Sementara, saat krisis moneter 1998 banyak bank bangkrut, dilikuidasi dan masuk daftar hitam atau blacklist oleh BI, karena tidak mampu memenuhi tingginya standar BI. Berkaca dari krisis tersebut, pemenerbitkan izin operasional bank sulit, karena pengawasan ketat dari BI. "Pemilik-pemilik perbankan waktu itu seharusnya kena blacklist," ujarnya.
Menurut Danang, kuat dugaan pemilik bank hitam yang memiliki reputasi buruk berkepentingan membeli kewenangan perbankan yang dimiliki BI. Satu di antaranya satunya dengan memasang orang-orang kepercayaan mereka.
Menurutnya, kebijakan dan kewenangan pengawasan yang dimiliki BI adalah pintu masuk bagi KPK untuk mengungkap sponsor atau penyandang dana cek pelawat yang diduga berkepentingan memenangkan Miranda menjadi DGS BI.

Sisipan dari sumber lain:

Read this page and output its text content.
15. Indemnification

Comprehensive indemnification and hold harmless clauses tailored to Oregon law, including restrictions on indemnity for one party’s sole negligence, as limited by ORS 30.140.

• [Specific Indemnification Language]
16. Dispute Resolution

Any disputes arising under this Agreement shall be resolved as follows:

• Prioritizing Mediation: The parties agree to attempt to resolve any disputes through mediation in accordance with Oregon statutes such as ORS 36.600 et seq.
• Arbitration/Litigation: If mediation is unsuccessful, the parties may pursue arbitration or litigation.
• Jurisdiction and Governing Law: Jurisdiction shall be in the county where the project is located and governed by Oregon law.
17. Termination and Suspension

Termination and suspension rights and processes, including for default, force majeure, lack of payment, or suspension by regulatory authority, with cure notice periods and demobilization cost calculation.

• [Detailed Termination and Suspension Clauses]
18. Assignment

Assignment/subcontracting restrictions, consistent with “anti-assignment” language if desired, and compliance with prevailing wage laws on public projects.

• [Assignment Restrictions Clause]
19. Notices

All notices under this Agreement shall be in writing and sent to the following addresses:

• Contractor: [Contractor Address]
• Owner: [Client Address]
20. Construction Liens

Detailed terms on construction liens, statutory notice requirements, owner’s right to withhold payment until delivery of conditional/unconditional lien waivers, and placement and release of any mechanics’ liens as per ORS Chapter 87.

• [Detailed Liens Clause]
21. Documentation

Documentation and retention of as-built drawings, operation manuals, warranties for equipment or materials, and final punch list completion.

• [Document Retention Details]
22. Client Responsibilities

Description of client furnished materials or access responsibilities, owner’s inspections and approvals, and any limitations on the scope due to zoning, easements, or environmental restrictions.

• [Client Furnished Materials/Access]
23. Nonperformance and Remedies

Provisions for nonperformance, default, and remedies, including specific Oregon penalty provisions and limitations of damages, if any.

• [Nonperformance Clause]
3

"Jadi, ini masih bisa ditelusuri untuk melacak siapa sih? Bank-bank mana saja sih yang sebenarnya diuntungkan dari bisnis kebijakan itu. Jadi, ada banyak informasi yang bisa ditelusuri. Memang tidak mudah bagi KPK, karena korupsi di perbankan lebih canggih dari korupsi pengadaan," tukasnya.
Sebagaimana diketahui, sejak mantan anggota DPR RI periode 1999-2004 dari PDI Perjuangan, Agus Condro, melaporkan kasus suap cek pelawat ini, lebih tiga tahun sudah kasus tersebut ditangani KPK. Puluhan anggota DPR saat itu, termasuk Agus Condro, ditetapkan sebagai tersangka sebagai penerima.
Baru pada Kamis (26/1/2012), Miranda selaku orang yang terpilih dari pemilihan DGS BI 2004 itu ditetapkan oleh KPK sebagai tersangka. Ia disangkakan turut serta atau membantu aksi suap 480 lembar cek pelawat yang dilakukan tersangka Nunun Nurbaeti.
Hingga Agus Condro bebas dari penjara, dan Miranda menjadi tersangka, KPK belum mampu mengungkap aktor intelektual atau penyandang dana cek pelawat tersebut.
Miranda membantah terlibat dalam suap anggota dewan itu. Ia mengatakan terpilih menjadi DGS BI saat itu karena kemampuannya di bidang perbankan.